10 Best Jokes of the Week (as decided by me, I don’t care about your opinion)

1. According to court records U.S. women’s national team legend Abby Wambach has admitted using cocaine and marijuana while a member of the USWNT. Shit, you’d do drugs too if you were forced to watch soccer all day.

2. Republican presidential front-runner Donald Trump has canceled a planned news conference in California on Friday to keep campaigning in New York. California hasn’t been this grateful to New York since the Dodgers moved.

3. A five-year-old girl who is gradually going blind met Pope Francis on Wednesday as part of her “visual bucket list.” The girl said certain things on the list, like meeting Mickey Rourke, can wait until after she goes completely blind.

4. Tuesday night, a man in Edmonton broke into a gym to workout while wearing woman’s clothing. Man, I guess I really don’t understand how CrossFit works.

5. This week, a New Mexico county spend $5,000 on a billboard to remind motorists that “April is County Government Month.” And, with wasteful spending like that, I’m betting May will be Elect a New Government Month.
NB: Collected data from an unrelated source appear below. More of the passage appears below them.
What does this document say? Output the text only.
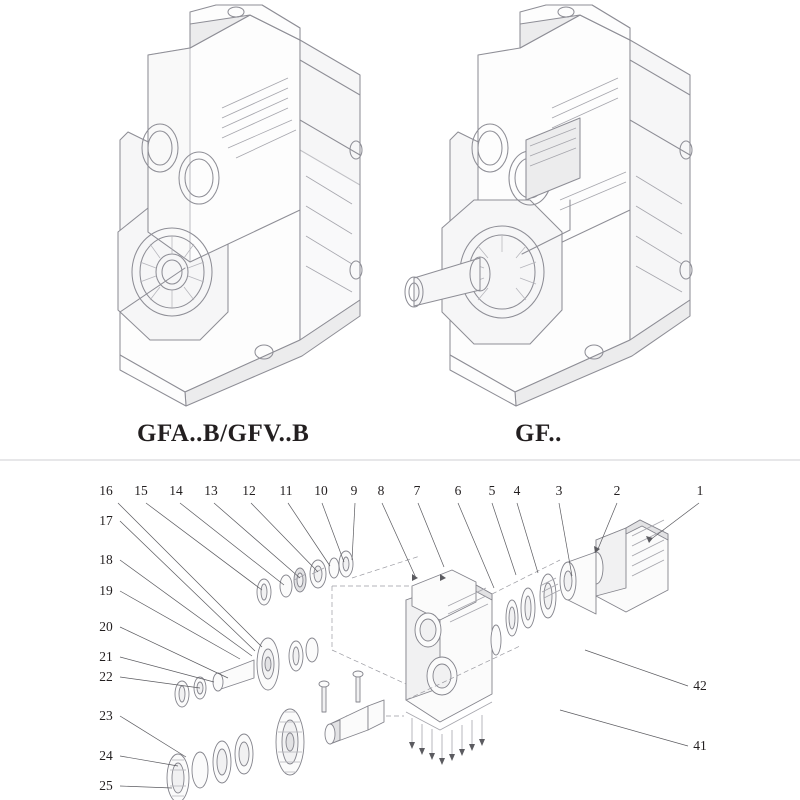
GFA..B/GFV..B	GF..
16 15 14 13 12 11 10 9 8 7	6 5 4	3	2	1
17
18
19
20
21
22
23
24
25
42
41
6. A Stanford University team determined that when human subjects are instructed to touch the private areas of a human-like robot, the humans become aroused. The study was conducted by following Ann Romney around for a week.

7. A woman was rescued Monday morning from the restroom at the West Waco library where she had been trapped since Saturday evening. So good luck to that woman in explaining to her friends in Texas how she got stuck in a bathroom and what a library is.
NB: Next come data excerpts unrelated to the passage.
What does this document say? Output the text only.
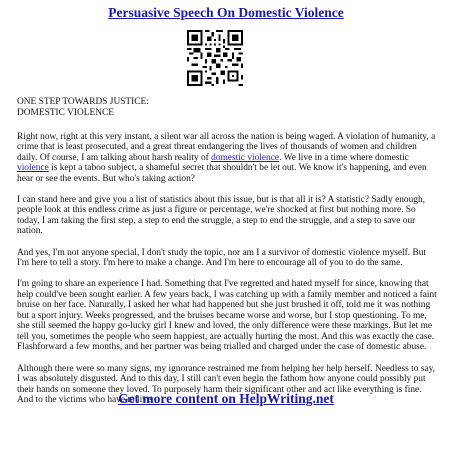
Persuasive Speech On Domestic Violence
ONE STEP TOWARDS JUSTICE:
DOMESTIC VIOLENCE

Right now, right at this very instant, a silent war all across the nation is being waged. A violation of humanity, a crime that is least prosecuted, and a great threat endangering the lives of thousands of women and children daily. Of course, I am talking about harsh reality of domestic violence. We live in a time where domestic violence is kept a taboo subject, a shameful secret that shouldn't be let out. We know it's happening, and even hear or see the events. But who's taking action?

I can stand here and give you a list of statistics about this issue, but is that all it is? A statistic? Sadly enough, people look at this endless crime as just a figure or percentage, we're shocked at first but nothing more. So today, I am taking the first step, a step to end the struggle, a step to end the struggle, and a step to save our nation.

And yes, I'm not anyone special, I don't study the topic, nor am I a survivor of domestic violence myself. But I'm here to tell a story. I'm here to make a change. And I'm here to encourage all of you to do the same.

I'm going to share an experience I had. Something that I've regretted and hated myself for since, knowing that help could've been sought earlier. A few years back, I was catching up with a family member and noticed a faint bruise on her face. Naturally, I asked her what had happened but she just brushed it off, told me it was nothing but a sport injury. Weeks progressed, and the bruises became worse and worse, but I stop questioning. To me, she still seemed the happy go-lucky girl I knew and loved, the only difference were these markings. But let me tell you, sometimes the people who seem happiest, are actually hurting the most. And this was exactly the case. Flashforward a few months, and her partner was being trialled and charged under the case of domestic abuse.

Although there were so many signs, my ignorance restrained me from helping her help herself. Needless to say, I was absolutely disgusted. And to this day, I still can't even begin the fathom how anyone could possibly put their hands on someone they loved. To purposely harm their significant other and act like everything is fine. And to the victims who have to live

Get more content on HelpWriting.net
8. Under a new bill signed into law in Wisconsin on Monday, employers must provide leave to employees who are absent because they are donating an organ. And yet, when I offer to ‘donate my organ’ to Brenda in accounting, I have to talk to HR about it.

9. Last week, a Florida woman reportedly hired a stripper for her 8-year-old son’s birthday party. So, for once, a stripper wasn’t the worst mother in the room.

10. Last Thursday, Canada’s Interior Minister John McCallum said his country would take an additional 10,000 Syrian refugees. “Alright, fuck it, we’ll build two walls,” said Trump.